Since that day, most attention has naturally focused on victims of the terroristic attacks. People have willingly donated money to help those victims. Now, local fund raisers say the need for donations to support the operation of area agencies is critical.

"Our campaign was put on the back burner because the Red Cross is mandated to raise funds in times of crisis," said Luz Marti, 2002 United Way campaign fund chairman. "They are very much dependent on us right now for local operations."

The United Way relaxed its rule which prohibits agencies they fund from raising money once the United Way campaign is on. Many area citizens donated their money through the local Red Cross and specified it for the national disaster relief effort. Pledges to aid local agencies remain low.

Marti said community volunteers and United Way staff members met again Oct. 7.

"We have reported 4 percent of our goal has been pledged to this date," Marti said.

Marti said many of the 27 local agencies funded through the local United Way will suffer if the $375,000 goal is not met. The agencies served 58,000 people in need last year.

"We need to remember that these agencies will be in a lot of trouble. We didn't meet our goal last year either," Marti said. "If we don't meet the goal, all the agencies will have their budgets cut."

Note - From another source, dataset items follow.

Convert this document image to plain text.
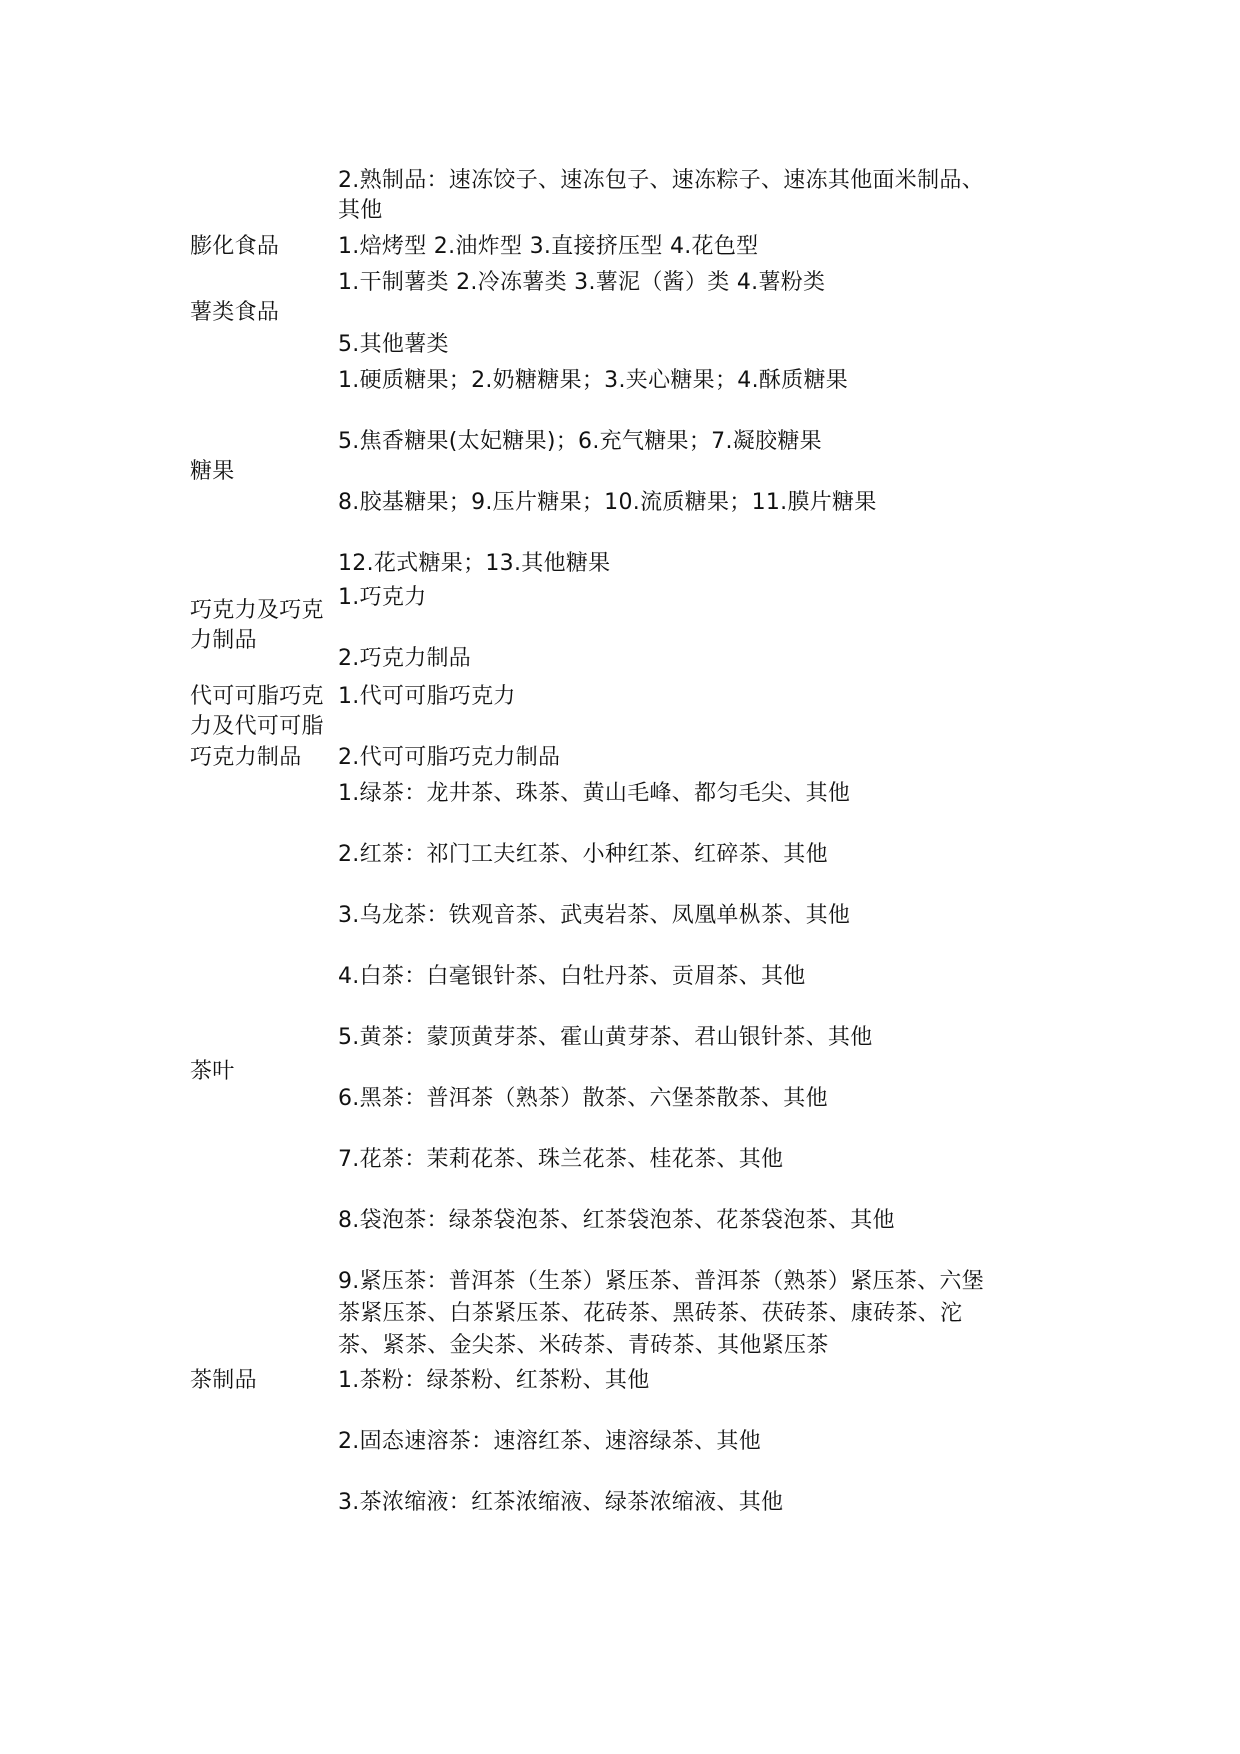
2.熟制品：速冻饺子、速冻包子、速冻粽子、速冻其他面米制品、

其他

膨化食品	1.焙烤型 2.油炸型 3.直接挤压型 4.花色型

1.干制薯类 2.冷冻薯类 3.薯泥（酱）类 4.薯粉类

薯类食品

5.其他薯类

1.硬质糖果；2.奶糖糖果；3.夹心糖果；4.酥质糖果

5.焦香糖果(太妃糖果)；6.充气糖果；7.凝胶糖果

糖果

8.胶基糖果；9.压片糖果；10.流质糖果；11.膜片糖果

12.花式糖果；13.其他糖果

1.巧克力

巧克力及巧克

力制品

2.巧克力制品

代可可脂巧克 1.代可可脂巧克力

力及代可可脂

巧克力制品 2.代可可脂巧克力制品

1.绿茶：龙井茶、珠茶、黄山毛峰、都匀毛尖、其他

2.红茶：祁门工夫红茶、小种红茶、红碎茶、其他

3.乌龙茶：铁观音茶、武夷岩茶、凤凰单枞茶、其他

4.白茶：白毫银针茶、白牡丹茶、贡眉茶、其他

5.黄茶：蒙顶黄芽茶、霍山黄芽茶、君山银针茶、其他

茶叶

6.黑茶：普洱茶（熟茶）散茶、六堡茶散茶、其他

7.花茶：茉莉花茶、珠兰花茶、桂花茶、其他

8.袋泡茶：绿茶袋泡茶、红茶袋泡茶、花茶袋泡茶、其他

9.紧压茶：普洱茶（生茶）紧压茶、普洱茶（熟茶）紧压茶、六堡

茶紧压茶、白茶紧压茶、花砖茶、黑砖茶、茯砖茶、康砖茶、沱

茶、紧茶、金尖茶、米砖茶、青砖茶、其他紧压茶

茶制品	1.茶粉：绿茶粉、红茶粉、其他

2.固态速溶茶：速溶红茶、速溶绿茶、其他

3.茶浓缩液：红茶浓缩液、绿茶浓缩液、其他
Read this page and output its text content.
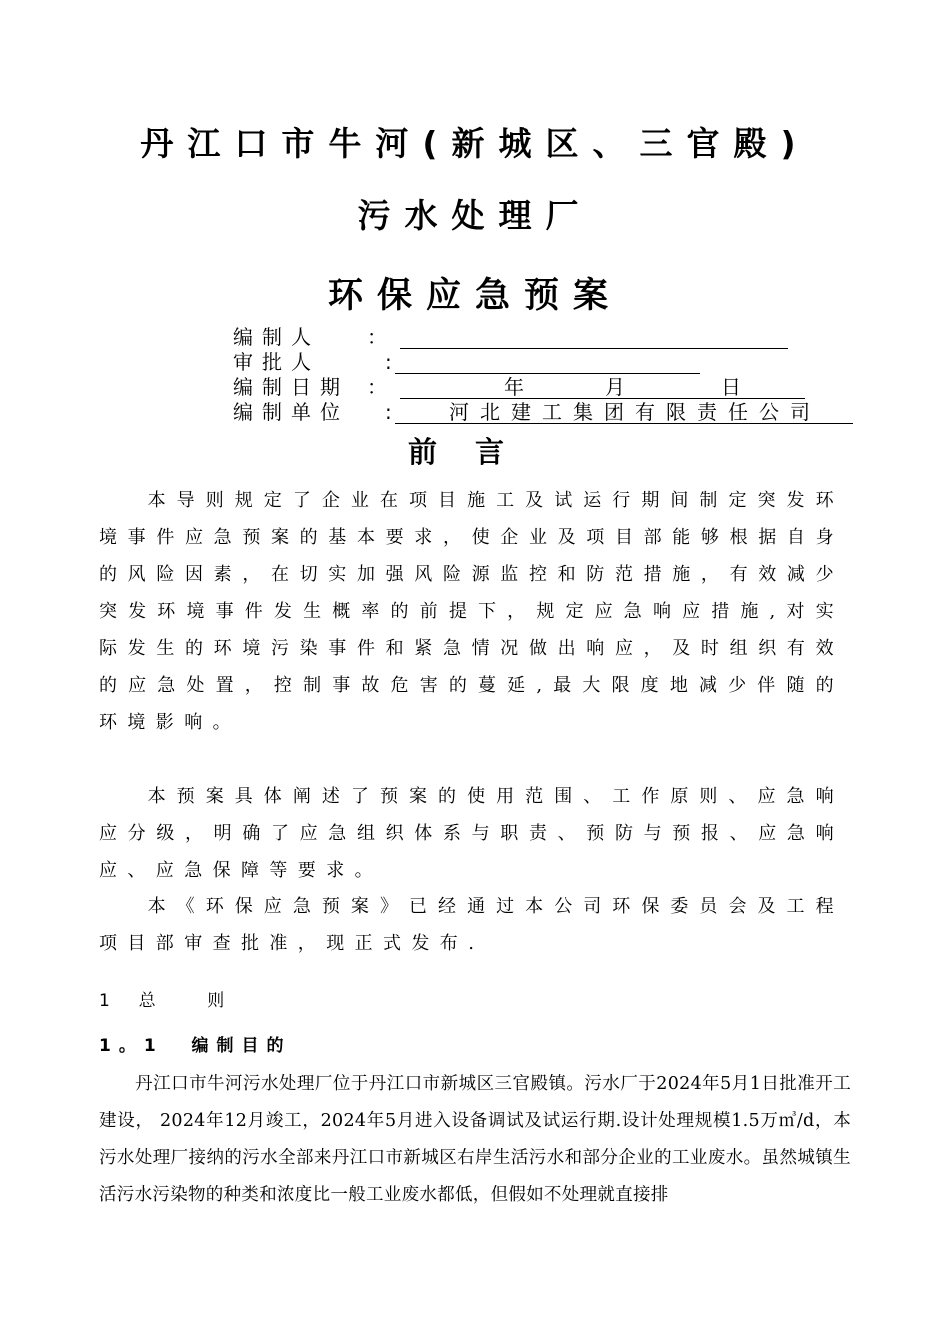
丹江口市牛河(新城区、三官殿)
污水处理厂
环保应急预案
编制人 ：
审批人	:
编制日期 ：	年	月	日
编制单位 : 河北建工集团有限责任公司
前言

本导则规定了企业在项目施工及试运行期间制定突发环境事件应急预案的基本要求，使企业及项目部能够根据自身的风险因素，在切实加强风险源监控和防范措施，有效减少突发环境事件发生概率的前提下，规定应急响应措施,对实际发生的环境污染事件和紧急情况做出响应，及时组织有效的应急处置，控制事故危害的蔓延,最大限度地减少伴随的环境影响。

本预案具体阐述了预案的使用范围、工作原则、应急响应分级，明确了应急组织体系与职责、预防与预报、应急响应、应急保障等要求。

本《环保应急预案》已经通过本公司环保委员会及工程项目部审查批准，现正式发布.

1  总    则
1。1  编制目的

丹江口市牛河污水处理厂位于丹江口市新城区三官殿镇。污水厂于2024年5月1日批准开工建设， 2024年12月竣工，2024年5月进入设备调试及试运行期.设计处理规模1.5万㎥/d，本污水处理厂接纳的污水全部来丹江口市新城区右岸生活污水和部分企业的工业废水。虽然城镇生活污水污染物的种类和浓度比一般工业废水都低，但假如不处理就直接排
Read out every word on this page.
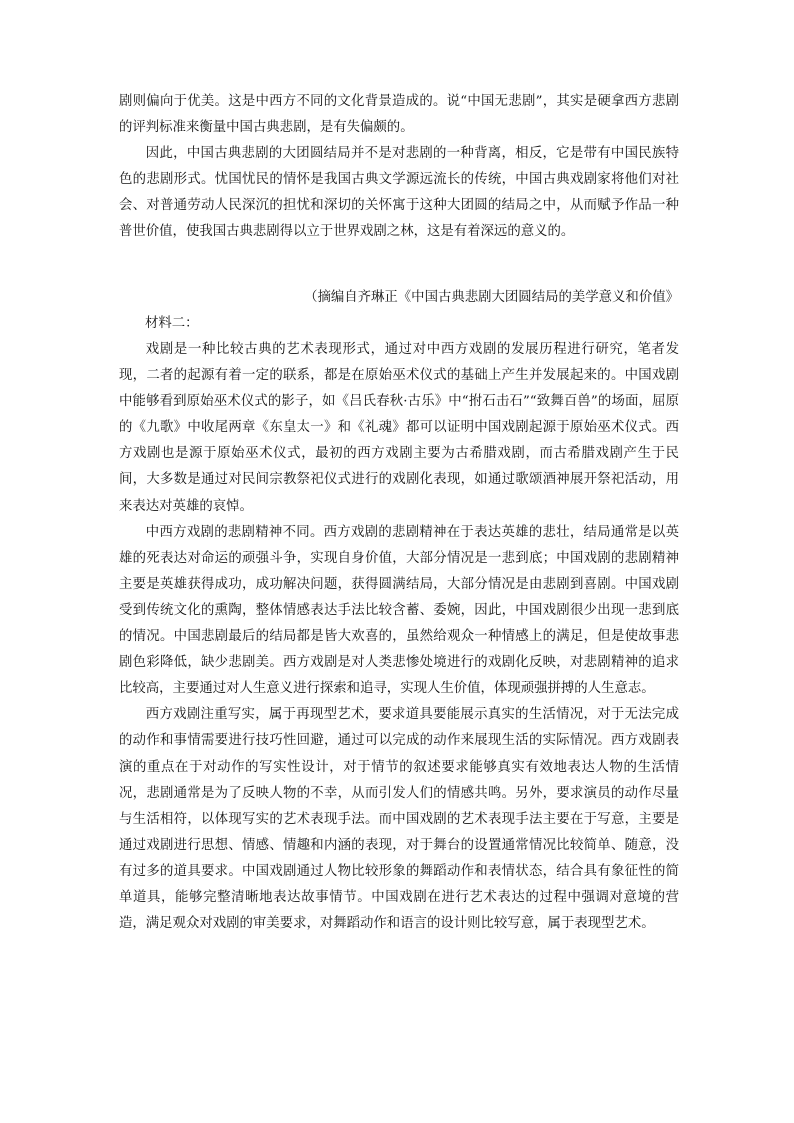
剧则偏向于优美。这是中西方不同的文化背景造成的。说“中国无悲剧”，其实是硬拿西方悲剧的评判标准来衡量中国古典悲剧，是有失偏颇的。

因此，中国古典悲剧的大团圆结局并不是对悲剧的一种背离，相反，它是带有中国民族特色的悲剧形式。忧国忧民的情怀是我国古典文学源远流长的传统，中国古典戏剧家将他们对社会、对普通劳动人民深沉的担忧和深切的关怀寓于这种大团圆的结局之中，从而赋予作品一种普世价值，使我国古典悲剧得以立于世界戏剧之林，这是有着深远的意义的。

（摘编自齐琳正《中国古典悲剧大团圆结局的美学意义和价值》
材料二：

戏剧是一种比较古典的艺术表现形式，通过对中西方戏剧的发展历程进行研究，笔者发现，二者的起源有着一定的联系，都是在原始巫术仪式的基础上产生并发展起来的。中国戏剧中能够看到原始巫术仪式的影子，如《吕氏春秋·古乐》中“拊石击石”“致舞百兽”的场面，屈原的《九歌》中收尾两章《东皇太一》和《礼魂》都可以证明中国戏剧起源于原始巫术仪式。西方戏剧也是源于原始巫术仪式，最初的西方戏剧主要为古希腊戏剧，而古希腊戏剧产生于民间，大多数是通过对民间宗教祭祀仪式进行的戏剧化表现，如通过歌颂酒神展开祭祀活动，用来表达对英雄的哀悼。

中西方戏剧的悲剧精神不同。西方戏剧的悲剧精神在于表达英雄的悲壮，结局通常是以英雄的死表达对命运的顽强斗争，实现自身价值，大部分情况是一悲到底；中国戏剧的悲剧精神主要是英雄获得成功，成功解决问题，获得圆满结局，大部分情况是由悲剧到喜剧。中国戏剧受到传统文化的熏陶，整体情感表达手法比较含蓄、委婉，因此，中国戏剧很少出现一悲到底的情况。中国悲剧最后的结局都是皆大欢喜的，虽然给观众一种情感上的满足，但是使故事悲剧色彩降低，缺少悲剧美。西方戏剧是对人类悲惨处境进行的戏剧化反映，对悲剧精神的追求比较高，主要通过对人生意义进行探索和追寻，实现人生价值，体现顽强拼搏的人生意志。

西方戏剧注重写实，属于再现型艺术，要求道具要能展示真实的生活情况，对于无法完成的动作和事情需要进行技巧性回避，通过可以完成的动作来展现生活的实际情况。西方戏剧表演的重点在于对动作的写实性设计，对于情节的叙述要求能够真实有效地表达人物的生活情况，悲剧通常是为了反映人物的不幸，从而引发人们的情感共鸣。另外，要求演员的动作尽量与生活相符，以体现写实的艺术表现手法。而中国戏剧的艺术表现手法主要在于写意，主要是通过戏剧进行思想、情感、情趣和内涵的表现，对于舞台的设置通常情况比较简单、随意，没有过多的道具要求。中国戏剧通过人物比较形象的舞蹈动作和表情状态，结合具有象征性的简单道具，能够完整清晰地表达故事情节。中国戏剧在进行艺术表达的过程中强调对意境的营造，满足观众对戏剧的审美要求，对舞蹈动作和语言的设计则比较写意，属于表现型艺术。
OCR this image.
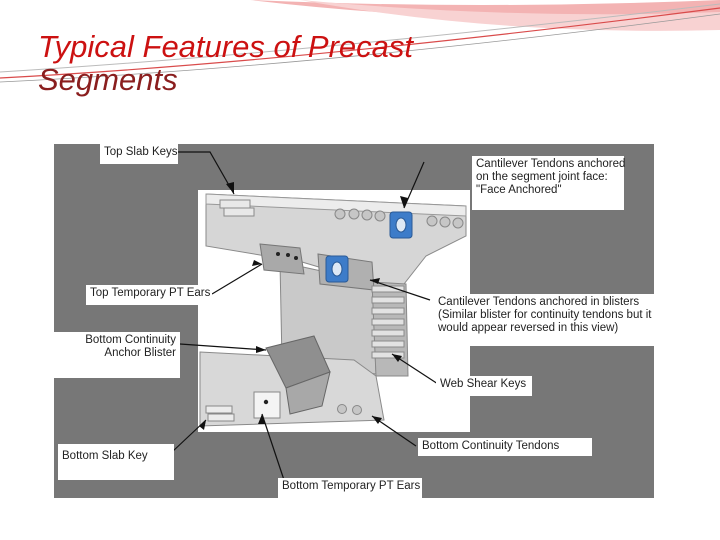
Typical Features of Precast
Segments
Top Slab Keys
Cantilever Tendons anchored
on the segment joint face:
"Face Anchored"
Top Temporary PT Ears
Cantilever Tendons anchored in blisters
(Similar blister for continuity tendons but it
would appear reversed in this view)
Bottom Continuity
Anchor Blister
Web Shear Keys
Bottom Continuity Tendons
Bottom Slab Key
Bottom Temporary PT Ears
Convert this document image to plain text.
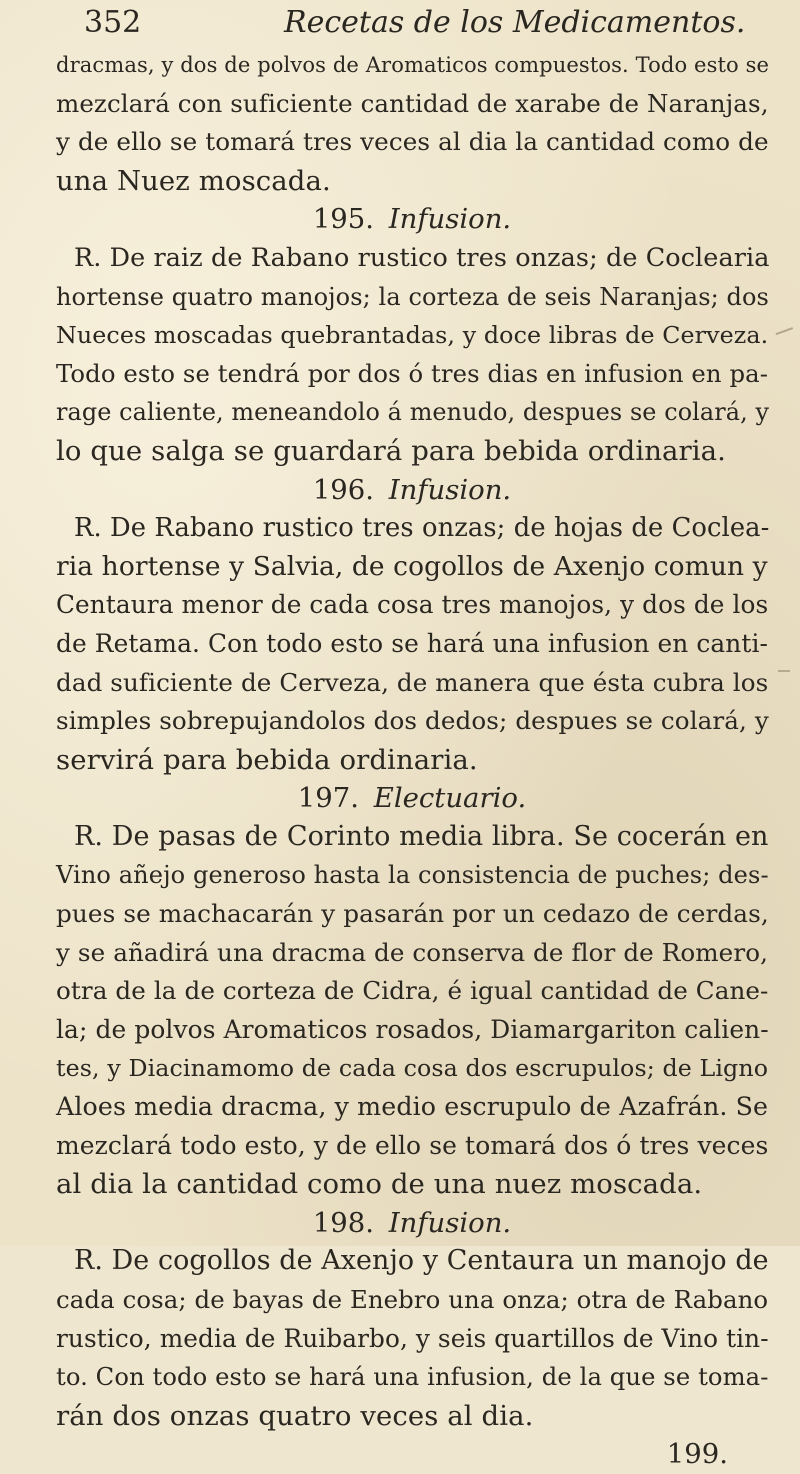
352	Recetas de los Medicamentos.
dracmas, y dos de polvos de Aromaticos compuestos. Todo esto se
mezclará con suficiente cantidad de xarabe de Naranjas,
y de ello se tomará tres veces al dia la cantidad como de
una Nuez moscada.
195. Infusion.
R. De raiz de Rabano rustico tres onzas; de Coclearia
hortense quatro manojos; la corteza de seis Naranjas; dos
Nueces moscadas quebrantadas, y doce libras de Cerveza.
Todo esto se tendrá por dos ó tres dias en infusion en pa-
rage caliente, meneandolo á menudo, despues se colará, y
lo que salga se guardará para bebida ordinaria.
196. Infusion.
R. De Rabano rustico tres onzas; de hojas de Coclea-
ria hortense y Salvia, de cogollos de Axenjo comun y
Centaura menor de cada cosa tres manojos, y dos de los
de Retama. Con todo esto se hará una infusion en canti-
dad suficiente de Cerveza, de manera que ésta cubra los
simples sobrepujandolos dos dedos; despues se colará, y
servirá para bebida ordinaria.
197. Electuario.
R. De pasas de Corinto media libra. Se cocerán en
Vino añejo generoso hasta la consistencia de puches; des-
pues se machacarán y pasarán por un cedazo de cerdas,
y se añadirá una dracma de conserva de flor de Romero,
otra de la de corteza de Cidra, é igual cantidad de Cane-
la; de polvos Aromaticos rosados, Diamargariton calien-
tes, y Diacinamomo de cada cosa dos escrupulos; de Ligno
Aloes media dracma, y medio escrupulo de Azafrán. Se
mezclará todo esto, y de ello se tomará dos ó tres veces
al dia la cantidad como de una nuez moscada.
198. Infusion.
R. De cogollos de Axenjo y Centaura un manojo de
cada cosa; de bayas de Enebro una onza; otra de Rabano
rustico, media de Ruibarbo, y seis quartillos de Vino tin-
to. Con todo esto se hará una infusion, de la que se toma-
rán dos onzas quatro veces al dia.
199.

Fund-raising efforts last year may have fallen short in part because of the cloud that remained after the former director was fired in 1999 and a criminal investigation that continues.

Marti said present United Way Executive Director Carol Johnson and Administrative Assistant Renee Camarillo are "responsible and well-respected."

"We are in good shape when it comes to personnel," Marti said. "We just need to get citizens behind the effort."

The American Red Cross depends on the United Way for much of its operational budget. The community expects the agency to be prepared in case of disaster.

"God forbid, but if we have a hurricane or a terrorist attack, and with the war in Afghanistan, we need the Red Cross to have funds to communicate with those serving in the military," Marti said.

Barbara Pratt, director of the Herring-Barfield Day Care Center in Tifton, said "it is mandatory" that the center receive funding from United Way.

The center caters to low-income children and United Way funding helps provide the school supplies and food the children need.

"It helps to furnish our kitchen so we can furnish them a good meal," Pratt said. "I hope things (donations) will pick up."

The center provides day care for 2, 3 and 4-year-olds and is licensed to serve 54 children.

Other United Way-funded agencies include the Meals on Wheels program, the Tifton Soup Kitchen and the Food Bank.

"Many of these programs serve hungry people in our area," Marti said.

The House of Grace, located in Adel, provides shelter, work, resource referral and a sense of pride for men.

The agency is a supportive housing program for homeless men with disabilities. Staff members provide the link between psychiatric hospitals, detox centers or jails for people who don't have the skills yet to make it on their own.

"Some of these men need medication managed, life skills, and they need good healthy nutrition and a safe environment," Director Cheri Conger said. "They also need educational opportunities we coordinate through the adult literacy program."

House of Grace works in conjunction with the Department of Family and Children's Services and the Health Department.

Conger said all United Way proceeds are used "in direct service to our clients" in the form of clothing for job interviews, food, schooling and medicines. None of the money is used for salaries or other administrative costs.

"If everybody contributes somet

hing, we will be able to make it," Marti said. "We want people to remember to pledge now and they won't have to begin giving until January."